En dehors de l’HPLC, les seuls outils accessibles pour le brasseur amateur avec ce genre de schéma de houblonnage sont l’expérience, ses papilles, et son talent.

C’est déjà pas mal ;)

La grande confusion

Jusque là, tout était clair non ?

Je vous résume le truc en 2 lignes :

  • la mesure des IBU informe bien sur l’amertume quand les houblons sont ajoutés à l’ébullition
  • quand les houblons sont ajoutés hors-ébullition : IBU ≠ acides alphas ≠ amertume perçue

On aurait pu s’arrêter là.

Mais il y a nos logiciels de brassage qui débarquent dans cette histoire.

Une fonctionnalité attendue de nos logiciel est de prévoir l’amertume de la recette.

Et quelle unité utilisons-nous ? L’IBU.

Il existe différents modèles pour prévoir l’IBU, le plus répandu actuellement étant le modèle de Tinseth.

Si vous trainez dans le milieu du brassage depuis un moment, c’est un nom que vous avez forcément entendu.

Le modèle de Tinseth est conçu pour le cas de l’ébullition des houblons.

Tant que vous restez dans cette plage d’utilisation, le modèle ne sera pas exact mais au moins il vous donnera des résultats reproductibles et comparables.

C’est déjà bien.

Les problèmes arrivent quand on commence à exploiter le modèle pour un autre cas de figure, les ajouts hors ébullition : je ne reviens pas sur le sujet, mais disons que ça ne fonctionne pas. A la fin on arrive à calculer un chiffre, mais qui ne correspond plus à rien.

Le problème, c’est que certains brasseurs ont commencé à confondre simulation et réalité.

La simulation, c’est ce que le logiciel essaye de prévoir.

La réalité, c’est la mesure en laboratoire. Et c’est tout.

Par exemple, on a vu fleurir sur les étiquettes des bière artisanales des valeurs d’IBU.

Mesure ou prédiction du logiciel ?

Les guides de styles qui donnent une fourchette d’IBU à respecter : mesure ou prédiction ?

Jean-Bernard sur Facebook, qui se plaint que le logiciel X sur-estime les IBU : par rapport à quoi, une vraie mesure de laboratoire, ou une prédiction du logiciel Y ?

Dans la majorité des cas, la réponse est “prédiction”.

Dans les faits, le calcul prédictif des IBU remplace de plus en plus la mesure en laboratoire dans les pratiques des uns et des autres.

Le problème ? Il n’y a pas de méthode de calcul standardisée, et j’ai déjà discuté longuement du naufrage intégral des logiciels pour les calculs hors-ébullition.

Le résultat, c’est une sorte d’hallucination collective où le calcul des IBU est une approximation de la mesure des IBU qui est une approximation de la concentration en acides iso-alpha qui est une approximation de l’amertume perçue qui elle-même dépend de…
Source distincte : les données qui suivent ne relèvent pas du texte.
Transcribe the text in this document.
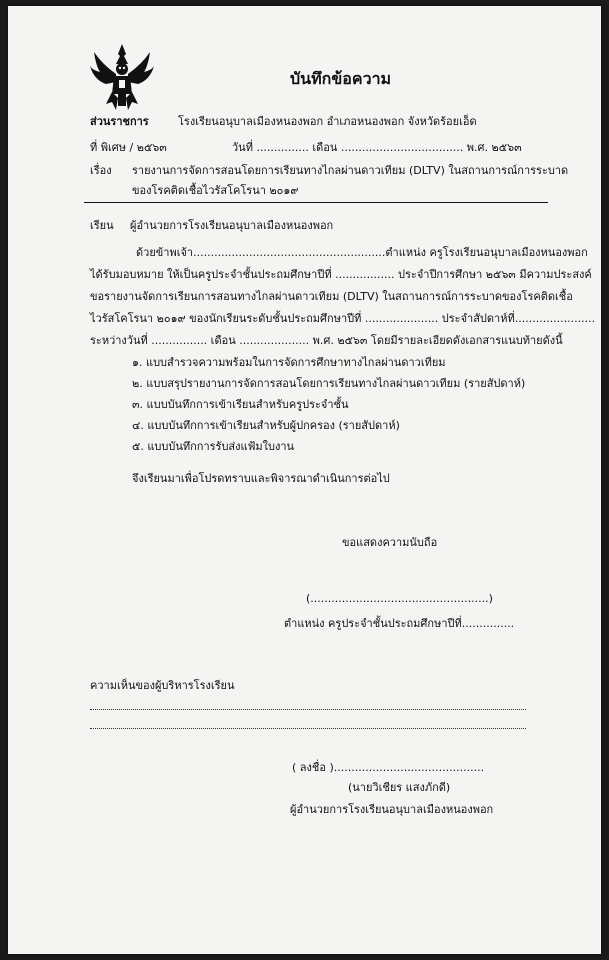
บันทึกข้อความ
ส่วนราชการ	โรงเรียนอนุบาลเมืองหนองพอก อำเภอหนองพอก จังหวัดร้อยเอ็ด
ที่ พิเศษ / ๒๕๖๓	วันที่ ............... เดือน ................................... พ.ศ. ๒๕๖๓
เรื่อง รายงานการจัดการสอนโดยการเรียนทางไกลผ่านดาวเทียม (DLTV) ในสถานการณ์การระบาด
ของโรคติดเชื้อไวรัสโคโรนา ๒๐๑๙
เรียน ผู้อำนวยการโรงเรียนอนุบาลเมืองหนองพอก
ด้วยข้าพเจ้า.......................................................ตำแหน่ง ครูโรงเรียนอนุบาลเมืองหนองพอก
ได้รับมอบหมาย ให้เป็นครูประจำชั้นประถมศึกษาปีที่ ................. ประจำปีการศึกษา ๒๕๖๓ มีความประสงค์
ขอรายงานจัดการเรียนการสอนทางไกลผ่านดาวเทียม (DLTV) ในสถานการณ์การระบาดของโรคติดเชื้อ
ไวรัสโคโรนา ๒๐๑๙ ของนักเรียนระดับชั้นประถมศึกษาปีที่ ..................... ประจำสัปดาห์ที่.......................
ระหว่างวันที่ ................ เดือน .................... พ.ศ. ๒๕๖๓ โดยมีรายละเอียดดังเอกสารแนบท้ายดังนี้
๑. แบบสำรวจความพร้อมในการจัดการศึกษาทางไกลผ่านดาวเทียม
๒. แบบสรุปรายงานการจัดการสอนโดยการเรียนทางไกลผ่านดาวเทียม (รายสัปดาห์)
๓. แบบบันทึกการเข้าเรียนสำหรับครูประจำชั้น
๔. แบบบันทึกการเข้าเรียนสำหรับผู้ปกครอง (รายสัปดาห์)
๕. แบบบันทึกการรับส่งแฟ้มใบงาน
จึงเรียนมาเพื่อโปรดทราบและพิจารณาดำเนินการต่อไป
ขอแสดงความนับถือ
(...................................................)
ตำแหน่ง ครูประจำชั้นประถมศึกษาปีที่...............
ความเห็นของผู้บริหารโรงเรียน
( ลงชื่อ )...........................................
(นายวิเชียร แสงภักดี)
ผู้อำนวยการโรงเรียนอนุบาลเมืองหนองพอก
Bref, on nage dans le grand n’importe quoi.

Pour s’en sortir, il faut revenir à la base.

La base

1 IBU = la mesure indirecte d’1ppm d’acides alphas isomérisés.
La mesure fonctionne quand les houblons sont ajoutés à l’ébullition.
La mesure permet de se faire une bonne idée de l’amertume quand les houblons sont ajoutés à l’ébullition.
Le modèle de Tinseth utilisé dans les logiciels est bien pratique, quand les houblons sont ajoutés à l’ébullition.

Quand les houblons sont ajoutés hors ébullition, la mesure des IBUs n’est plus représentative de l’amertume.
Le modèle de Tinseth ne fonctionne plus.
Les formules magiques pour le corriger n’ont pas d’intérêt.